Monday, 7 December 2020
Questions to the Speaker
Foreign Investment Reform (Protecting Australia's National Security) Bill 2020, Foreign Acquisitions and Takeovers Fees Imposition Amendment Bill 2020; Second Reading
Before the debate is resumed on this bill, I remind the House that it's been agreed that a general debate be allowed covering this bill and the Foreign Acquisitions and Takeovers Fees Imposition Amendment Bill 2020. The original question was that this bill now be read a second time. To this the honourable member for Rankin moved as an amendment that all words after 'That' be omitted with a view to substituting other words. The honourable member for Kennedy has now moved as an amendment to that amendment that all words after 'whilst' be omitted with a view to substituting other words. The question now is that the amendment moved by the honourable member for Kennedy to the amendment moved by the honourable member for Rankin be disagreed to.
Labor supports the Foreign Investment Reform (Protecting Australia's National Security) Bill 2020. I think the member for Rankin is going to speak in support of his amendments. My main issue with this whole area, when we're looking at foreign investment proposals, is that we're talking very much of prospective foreign investment proposals. My concern is that, over the last 30 years, we've seen a whole range of Australian assets privatised—most recently, the port of Darwin, which I've had something to say about in the press. I've called for that sale to be resolved by nationalisation. I think that the port of Darwin should be in the hands of the Australian government. I think that's a sensible thing to do because it protects our sovereign interests. But, of course, over the last few decades, there's been an orgy of privatisation and an orgy of outsourcing of state government assets.

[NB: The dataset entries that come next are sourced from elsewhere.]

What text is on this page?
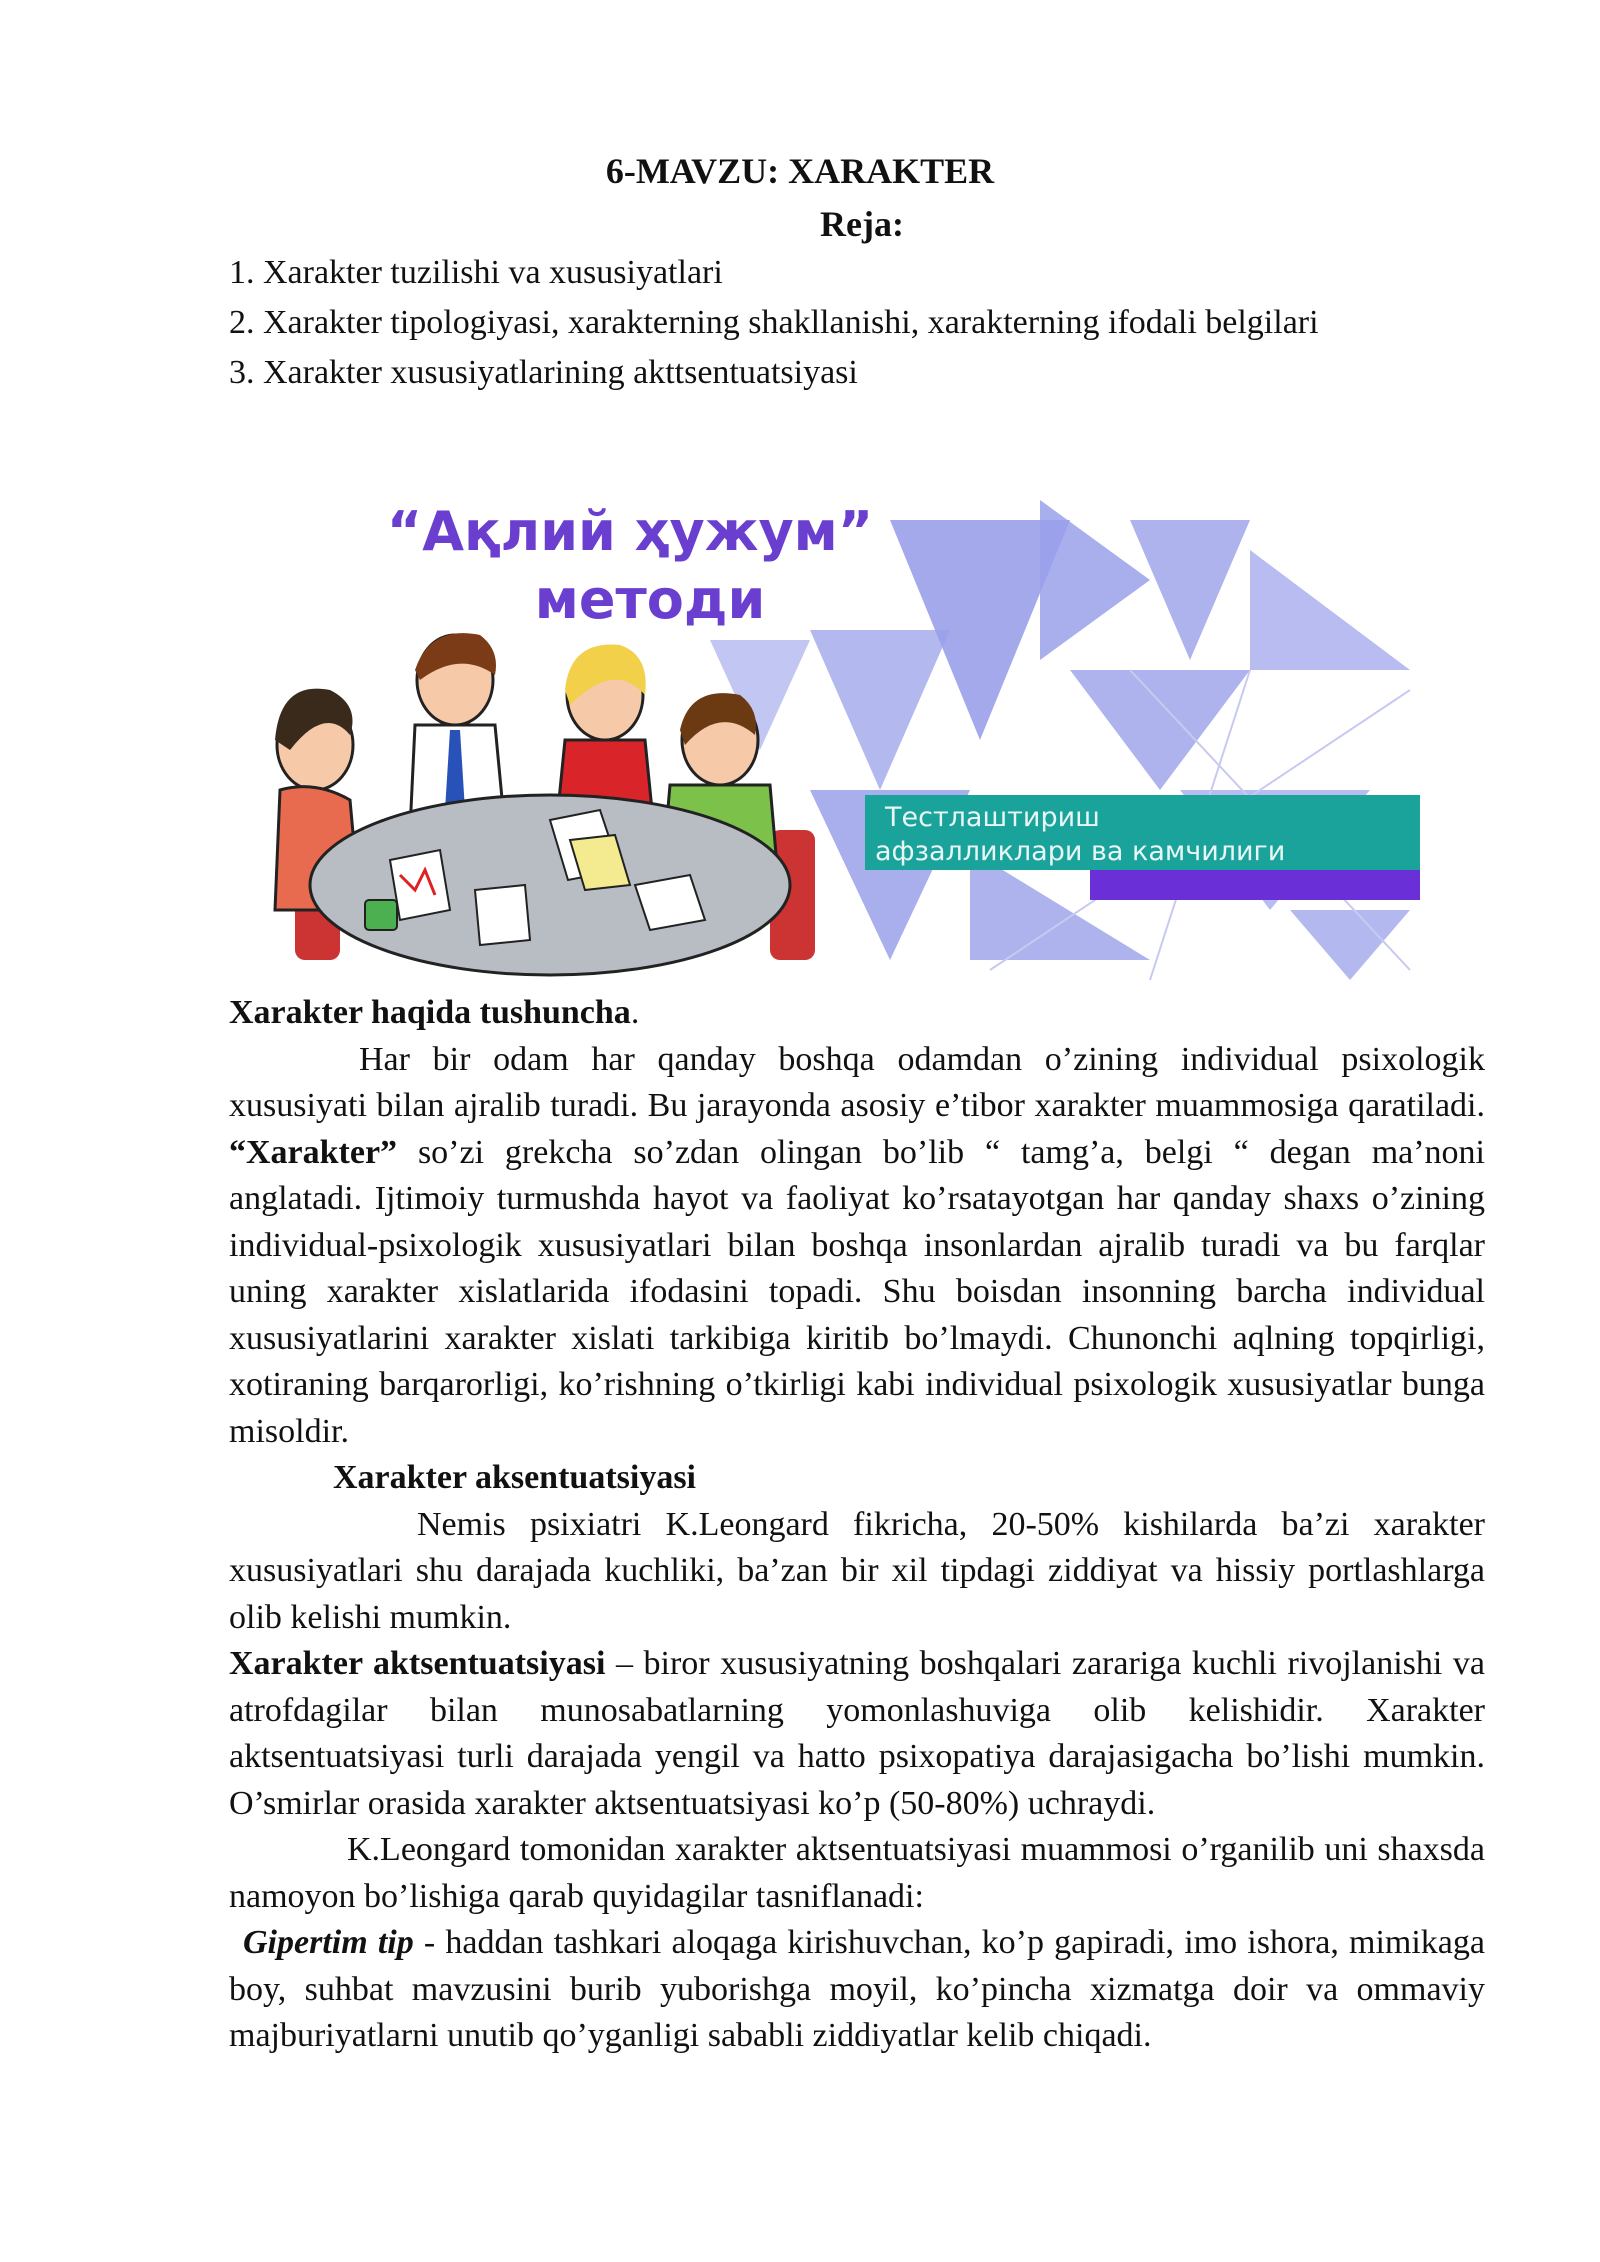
6-MAVZU: XARAKTER
Reja:
1. Xarakter tuzilishi va xususiyatlari
2. Xarakter tipologiyasi, xarakterning shakllanishi, xarakterning ifodali belgilari
3. Xarakter xususiyatlarining akttsentuatsiyasi
“Ақлий ҳужум”
методи
Тестлаштириш
афзалликлари ва камчилиги

Xarakter haqida tushuncha.

Har bir odam har qanday boshqa odamdan o’zining individual psixologik xususiyati bilan ajralib turadi. Bu jarayonda asosiy e’tibor xarakter muammosiga qaratiladi. “Xarakter” so’zi grekcha so’zdan olingan bo’lib “ tamg’a, belgi “ degan ma’noni anglatadi. Ijtimoiy turmushda hayot va faoliyat ko’rsatayotgan har qanday shaxs o’zining individual-psixologik xususiyatlari bilan boshqa insonlardan ajralib turadi va bu farqlar uning xarakter xislatlarida ifodasini topadi. Shu boisdan insonning barcha individual xususiyatlarini xarakter xislati tarkibiga kiritib bo’lmaydi. Chunonchi aqlning topqirligi, xotiraning barqarorligi, ko’rishning o’tkirligi kabi individual psixologik xususiyatlar bunga misoldir.

Xarakter aksentuatsiyasi

Nemis psixiatri K.Leongard fikricha, 20-50% kishilarda ba’zi xarakter xususiyatlari shu darajada kuchliki, ba’zan bir xil tipdagi ziddiyat va hissiy portlashlarga olib kelishi mumkin.

Xarakter aktsentuatsiyasi – biror xususiyatning boshqalari zarariga kuchli rivojlanishi va atrofdagilar bilan munosabatlarning yomonlashuviga olib kelishidir. Xarakter aktsentuatsiyasi turli darajada yengil va hatto psixopatiya darajasigacha bo’lishi mumkin. O’smirlar orasida xarakter aktsentuatsiyasi ko’p (50-80%) uchraydi.

K.Leongard tomonidan xarakter aktsentuatsiyasi muammosi o’rganilib uni shaxsda namoyon bo’lishiga qarab quyidagilar tasniflanadi:

Gipertim tip - haddan tashkari aloqaga kirishuvchan, ko’p gapiradi, imo ishora, mimikaga boy, suhbat mavzusini burib yuborishga moyil, ko’pincha xizmatga doir va ommaviy majburiyatlarni unutib qo’yganligi sababli ziddiyatlar kelib chiqadi.
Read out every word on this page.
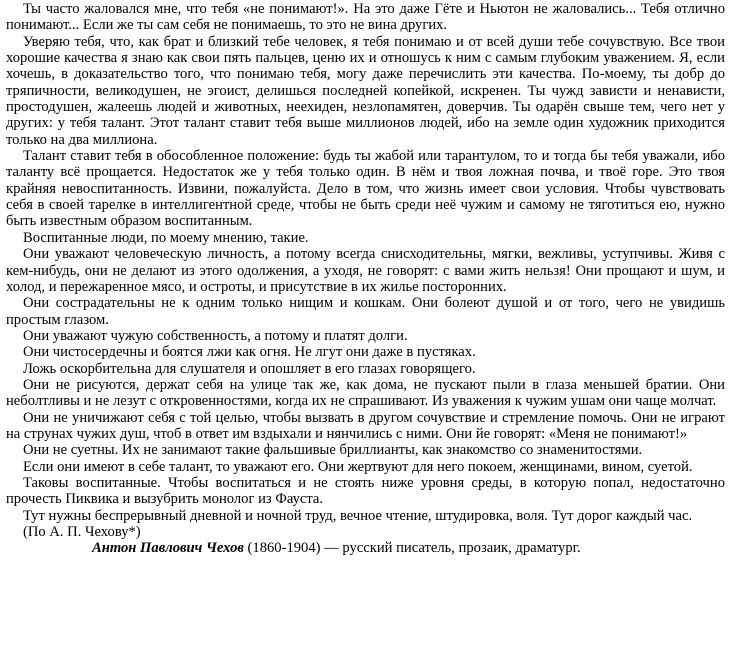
Ты часто жаловался мне, что тебя «не понимают!». На это даже Гёте и Ньютон не жаловались... Тебя отлично понимают... Если же ты сам себя не понимаешь, то это не вина других.

Уверяю тебя, что, как брат и близкий тебе человек, я тебя понимаю и от всей души тебе сочувствую. Все твои хорошие качества я знаю как свои пять пальцев, ценю их и отношусь к ним с самым глубоким уважением. Я, если хочешь, в доказательство того, что понимаю тебя, могу даже перечислить эти качества. По-моему, ты добр до тряпичности, великодушен, не эгоист, делишься последней копейкой, искренен. Ты чужд зависти и ненависти, простодушен, жалеешь людей и животных, неехиден, незлопамятен, доверчив. Ты одарён свыше тем, чего нет у других: у тебя талант. Этот талант ставит тебя выше миллионов людей, ибо на земле один художник приходится только на два миллиона.

Талант ставит тебя в обособленное положение: будь ты жабой или тарантулом, то и тогда бы тебя уважали, ибо таланту всё прощается. Недостаток же у тебя только один. В нём и твоя ложная почва, и твоё горе. Это твоя крайняя невоспитанность. Извини, пожалуйста. Дело в том, что жизнь имеет свои условия. Чтобы чувствовать себя в своей тарелке в интеллигентной среде, чтобы не быть среди неё чужим и самому не тяготиться ею, нужно быть известным образом воспитанным.

Воспитанные люди, по моему мнению, такие.

Они уважают человеческую личность, а потому всегда снисходительны, мягки, вежливы, уступчивы. Живя с кем-нибудь, они не делают из этого одолжения, а уходя, не говорят: с вами жить нельзя! Они прощают и шум, и холод, и пережаренное мясо, и остроты, и присутствие в их жилье посторонних.

Они сострадательны не к одним только нищим и кошкам. Они болеют душой и от того, чего не увидишь простым глазом.

Они уважают чужую собственность, а потому и платят долги.

Они чистосердечны и боятся лжи как огня. Не лгут они даже в пустяках.

Ложь оскорбительна для слушателя и опошляет в его глазах говорящего.

Они не рисуются, держат себя на улице так же, как дома, не пускают пыли в глаза меньшей братии. Они неболтливы и не лезут с откровенностями, когда их не спрашивают. Из уважения к чужим ушам они чаще молчат.

Они не уничижают себя с той целью, чтобы вызвать в другом сочувствие и стремление помочь. Они не играют на струнах чужих душ, чтоб в ответ им вздыхали и нянчились с ними. Они йе говорят: «Меня не понимают!»

Они не суетны. Их не занимают такие фальшивые бриллианты, как знакомство со знаменитостями.

Если они имеют в себе талант, то уважают его. Они жертвуют для него покоем, женщинами, вином, суетой.

Таковы воспитанные. Чтобы воспитаться и не стоять ниже уровня среды, в которую попал, недостаточно прочесть Пиквика и вызубрить монолог из Фауста.

Тут нужны беспрерывный дневной и ночной труд, вечное чтение, штудировка, воля. Тут дорог каждый час.

(По А. П. Чехову*)

Антон Павлович Чехов (1860-1904) — русский писатель, прозаик, драматург.
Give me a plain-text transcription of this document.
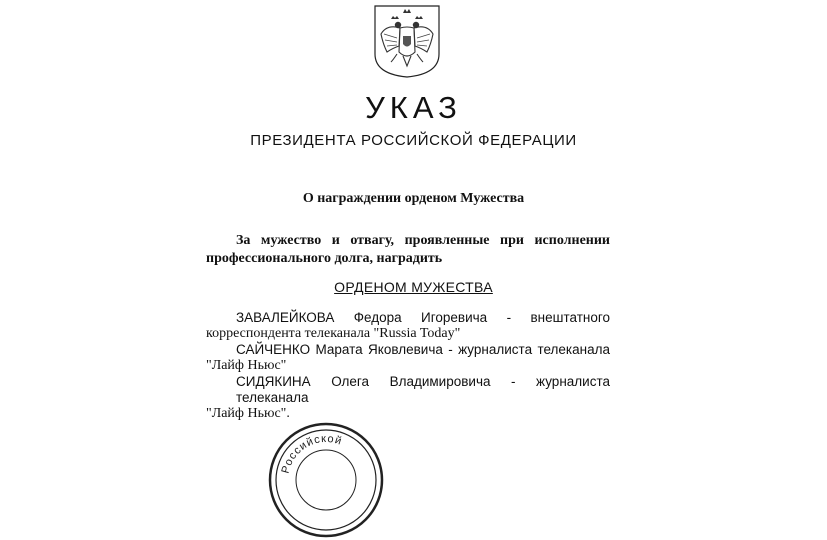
УКАЗ
ПРЕЗИДЕНТА РОССИЙСКОЙ ФЕДЕРАЦИИ
О награждении орденом Мужества
За мужество и отвагу, проявленные при исполнении
профессионального долга, наградить
ОРДЕНОМ МУЖЕСТВА
ЗАВАЛЕЙКОВА Федора Игоревича - внештатного
корреспондента телеканала "Russia Today"
САЙЧЕНКО Марата Яковлевича - журналиста телеканала
"Лайф Ньюс"
СИДЯКИНА Олега Владимировича - журналиста телеканала
"Лайф Ньюс".
Российской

In South Australia, we've seen the privatisation of electricity. We've seen the lease of assets which should be held in government hands, notably the Electricity Trust of South Australia. What we saw there was, first of all, not just privatisation but also the sin of disaggregation, where they split up what was essentially a unit for the creation and distribution of electricity generation—poles and wires. They split it up and sold it off bit by bit because they thought that that would be the way they'd make the most money. In the process of disaggregating it, they wrecked, in my opinion, a system that produced low-cost energy for South Australia. They sold it off bit by bit. The disaggregation is a problem, but the sale itself was a problem.
When it was sold, it was in a very benign international environment. A company from Hong Kong, CK Infrastructure Holdings, bought, in particular, the poles and wires part of the electricity distribution network in South Australia. We now have the situation where Hong Kong is effectively under the control of the People's Republic of China and the companies in that jurisdiction are also under the control of that government. That is undoubtedly a question for that country, but there is the issue that the South Australian electricity network has been sold to a company which has been excluded from participating in the sale and privatisation of other energy assets in this country, notably, the privatisations in New South Wales. So we have the situation where, because a privatisation occurred 30 years ago now, somehow, the ownership arrangements which were allowed at that time are allowed to remain in force. I don't think that's a sensible thing for this country to do. It's certainly not a sensible thing for South Australia.
The privatisation of those assets has been a disaster for other reasons—for economic reasons. A 99-year lease was a particularly poor way of structuring the sale. It was sold at a bargain basement price—many of these electricity assets are sold for bargain basement prices. But it's now also an issue, I think, of national security. These very important assets—the Port of Darwin and, in this case, the electricity grid of South Australia; poles and wires are the spine and architecture of our electricity system in South Australia—are now owned by a foreign company, and one within a very different international environment from which we had when the grid was sold in the 1990s.
When we're looking at these bills, we actually need to have a bit of a think. One of Labor's criticisms is that they've been rushed. We need to have a very close look at what has been sold over the last three decades, because you can't do much without electricity. It's pretty critical to modern life. In my mind it would be best if these assets were held in public hands, particularly at the moment, and that those assets, if not in public hands, were at least in the hands of Australian investors and Australian companies.
With that, I commend the bill to the House.
I would like to thank those members who have contributed to this debate on the Foreign Investment Reform (Protecting Australia's National Security) Bill 2020. This package of bills will make important changes to strengthen Australia's foreign investment review framework, while ensuring that Australia maintains a welcoming environment for investment that is not contrary to our national interests.
These reforms will ensure that from 1 January 2021 Australia's foreign investment review framework is properly equipped to keep pace with emerging risks and global developments. These changes preserve the underlying principles of our system, that Australia welcomes foreign investment for the significant benefits it provides but also ensures that investments are not contrary to the national interest. Australia's foreign investment framework will remain nondiscriminatory and applications will continue to be assessed on a case-by-case basis. I commend this bill to the House.
I thank the minister. The original question was that this bill be now read a second time, to which the honourable member for Rankin moved as an amendment that all words after 'that' be omitted with a view to substituting other words. The honourable member for Kennedy has moved, as an amendment to that amendment, that all words after 'whilst' be omitted with a view to substituting other words. The immediate question is that the amendment moved by the honourable member for Kennedy be disagreed to.